The release has immediate implications for the AI landscape. For businesses and developers, Liberté-70B provides a powerful, royalty-free alternative to expensive API calls from proprietary model providers. Startups can now build sophisticated applications on a state-of-the-art foundation without being locked into a single vendor's ecosystem. For researchers, access to the full model weights allows for deep introspection into how these large models work, enabling studies on interpretability, bias, and safety that are impossible with black-box models. The open nature of the model is expected to spawn a vibrant ecosystem of fine-tuned versions specialized for various domains, from medicine and law to creative writing and scientific research.
The strategic timing of the release is also significant. It comes as regulators worldwide, particularly in the European Union, are finalizing the implementation of the AI Act. By consistently releasing powerful open-source models, Mistral is making a strong political statement, positioning open-source as a distinct category that fosters innovation and competition, and arguing that it should be treated differently from high-risk, closed systems under the new regulations. This bolsters the European goal of "digital sovereignty," ensuring the continent is not solely reliant on American tech giants for its critical AI infrastructure. "Mistral is not just an AI company; it's a strategic European asset," commented Jean-Pierre Raffarin, an analyst at a Paris-based think tank. "Each open-source release like Liberté-70B decentralizes power in the AI world and strengthens the global commons."

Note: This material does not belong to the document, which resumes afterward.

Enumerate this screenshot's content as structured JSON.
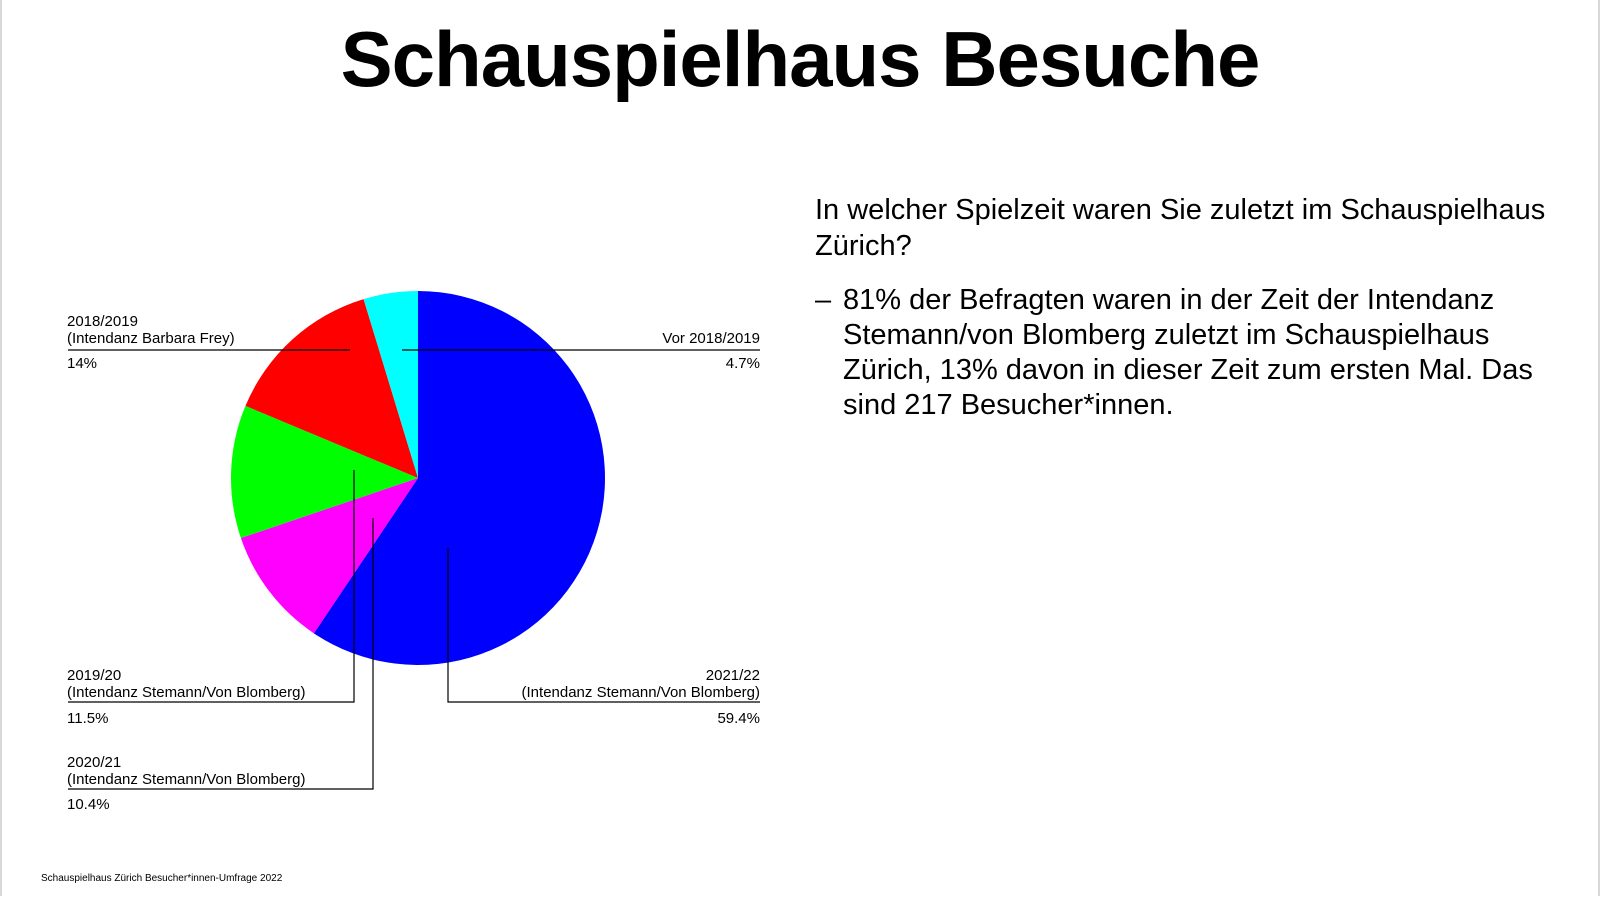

Of course, the model is not without its challenges. The hardware required to run inference on a 70B MoE model is still substantial, though far more accessible than what's needed for a 1-trillion+ parameter model. Furthermore, the open nature of the model means it can be used for malicious purposes, a risk that Mistral acknowledges. The company's position is that the benefits of open development and the ability for defenders to study and build safeguards against misuse outweigh the risks of keeping the technology in the hands of a few.
The release of Liberté-70B marks a new high-water mark for open-source AI. It proves that with sufficient talent and resources, open-source development can not only keep pace with but in some cases surpass the performance of the most well-funded proprietary labs. The next steps for the community will be to rigorously test, dissect, and build upon this powerful new tool. The ball is now back in the court of OpenAI, Google, and Anthropic to demonstrate that their closed approach provides a value—in either performance or safety—that justifies its restrictive nature.